Quant à la teneur de ce que Marthe Robin dit lui être communiqué par Dieu (et qui n’est pas copié d’autres mystiques) j’ai du mal à y reconnaître le Dieu de Jésus-Christ. En parlant de l’œuvre que le Christ accomplira par Marthe, Jésus lui aurait dit : « Je m’y réserve une multitude incomparable de Grâces que je n’ai jamais encore jusqu’à ce jour répandu dans mon Église et que je ne répandrai nulle par ailleurs qu’en ces lieux. Les mêmes merveilles qu’aux premiers jours de mon Église s’y produiront et de plus grandes encore. » N’est-ce pas quand même… un peu trop ? Saint Bernard, réformateur de l’ordre Bénédictin, disait que la tunique du Christ était faite de couleurs différentes représentant les différentes spiritualités qui constituent l’Église… chacune étant une parmi d’autres. Par ailleurs, un peu plus loin dans le texte, le Christ dit qu’il se prépare un prêtre qui fera de « magnifiques conquêtes ». « Néanmoins il ne pourra jamais rien faire sans toi ni loin de toi.
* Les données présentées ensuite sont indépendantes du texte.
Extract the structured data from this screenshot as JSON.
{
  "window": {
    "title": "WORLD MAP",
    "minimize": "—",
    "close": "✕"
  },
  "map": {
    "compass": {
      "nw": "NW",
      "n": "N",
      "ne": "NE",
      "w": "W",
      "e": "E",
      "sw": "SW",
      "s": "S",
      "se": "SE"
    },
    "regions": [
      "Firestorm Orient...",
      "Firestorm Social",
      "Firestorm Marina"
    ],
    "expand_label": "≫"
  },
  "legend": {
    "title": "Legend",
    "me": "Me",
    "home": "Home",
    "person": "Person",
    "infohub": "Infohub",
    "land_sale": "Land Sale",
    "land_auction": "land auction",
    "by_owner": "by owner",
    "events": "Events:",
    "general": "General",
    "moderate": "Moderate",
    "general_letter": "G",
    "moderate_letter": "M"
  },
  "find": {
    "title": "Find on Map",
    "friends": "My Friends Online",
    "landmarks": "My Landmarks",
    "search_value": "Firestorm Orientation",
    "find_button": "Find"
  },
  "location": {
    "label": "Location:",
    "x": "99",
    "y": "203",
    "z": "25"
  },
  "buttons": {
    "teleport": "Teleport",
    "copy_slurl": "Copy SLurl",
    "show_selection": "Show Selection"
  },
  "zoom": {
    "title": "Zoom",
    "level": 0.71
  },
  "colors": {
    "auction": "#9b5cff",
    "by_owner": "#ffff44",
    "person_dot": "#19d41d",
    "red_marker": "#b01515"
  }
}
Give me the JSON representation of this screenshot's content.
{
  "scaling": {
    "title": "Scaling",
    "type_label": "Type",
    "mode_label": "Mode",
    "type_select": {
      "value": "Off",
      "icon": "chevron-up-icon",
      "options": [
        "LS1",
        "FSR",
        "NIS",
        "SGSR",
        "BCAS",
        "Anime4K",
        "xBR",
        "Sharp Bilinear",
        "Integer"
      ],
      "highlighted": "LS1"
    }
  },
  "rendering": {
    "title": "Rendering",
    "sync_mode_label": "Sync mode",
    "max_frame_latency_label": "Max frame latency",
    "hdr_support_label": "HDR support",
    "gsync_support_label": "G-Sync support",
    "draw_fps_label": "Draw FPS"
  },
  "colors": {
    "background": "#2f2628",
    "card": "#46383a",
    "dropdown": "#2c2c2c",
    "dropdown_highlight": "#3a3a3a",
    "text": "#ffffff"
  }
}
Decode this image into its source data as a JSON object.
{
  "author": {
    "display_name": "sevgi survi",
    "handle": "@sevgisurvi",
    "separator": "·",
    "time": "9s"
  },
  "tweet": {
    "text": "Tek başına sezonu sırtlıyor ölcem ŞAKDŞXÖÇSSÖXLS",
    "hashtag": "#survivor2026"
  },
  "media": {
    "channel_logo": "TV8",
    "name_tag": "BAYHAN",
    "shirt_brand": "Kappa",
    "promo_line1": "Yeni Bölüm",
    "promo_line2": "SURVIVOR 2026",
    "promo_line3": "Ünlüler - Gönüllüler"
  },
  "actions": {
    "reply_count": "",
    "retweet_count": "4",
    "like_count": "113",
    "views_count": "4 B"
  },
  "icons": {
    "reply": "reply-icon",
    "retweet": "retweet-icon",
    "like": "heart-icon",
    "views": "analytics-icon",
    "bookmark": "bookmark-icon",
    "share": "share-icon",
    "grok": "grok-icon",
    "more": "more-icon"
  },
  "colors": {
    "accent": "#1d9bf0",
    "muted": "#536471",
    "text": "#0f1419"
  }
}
C’est par toi que je veux lui transmettre mes Ordres et lui faire connaître ma Volonté. » Ainsi la femme – cette femme – se trouve placée par le Christ lui-même au sommet de la hiérarchie : elle doit donner des ordres de la part de Dieu à celui qui – prêtre - a été ordonné par l’Église. Cette place correspondrait-elle à une aspiration – inconsciente ? – de certaines femmes aujourd’hui dans l’Église ?
Sa mort (1981)
Georges Bernanos écrit : « On ne saurait juger un homme avant sa mort, c’est la mort qui donne son sens à la destinée. » Marthe a prétendu être totalement paralysée pendant la plus grande partie de son existence. On la trouve morte, le corps perpendiculaire à son lit et des chaussons usagés aux pieds. On peut penser qu’une personne intimement liée à Dieu pendant toute son existence, meurt au bon moment c’est-à-dire à celui fixé par Dieu et dans les circonstances qu’il a voulu. Là on pourrait dire que… Dieu s’y prend très mal s’il désire nous prouver que Marthe Robin est bien la vraie mystique qu’elle prétend : à l’ultime moment nous est révélé que, bien qu’handicapée, elle était capable de marcher et d’avoir caché les chaussons usagés, chaussons que personne avant ce jour ne lui connaissait. Dieu s’y prend très mal s’il veut nous faire croire que Marthe Robin est son élue entre toutes. Il s’y prend très bien s’il veut nous incliner vers le doute ! Deux examens médicaux de longue durée pouvant attester de la véracité de sa paralysie, de son absence de sommeil et de nourriture avaient été reportés. Pour la troisième fois, il était programmé mais Marthe Robin est décédée quelques jours avant. A-t-elle été terrorisée par cet examen au point d’en faire une crise cardiaque ou bien Dieu, dans sa grande bonté, lui a-t-il permis d’échapper à cette épreuve de vérité ? M’est avis que cette petite, courant durant toute son existence après une reconnaissance sans limites, arrivant au ciel aura découvert que ce n’était pas la peine d’en faire autant.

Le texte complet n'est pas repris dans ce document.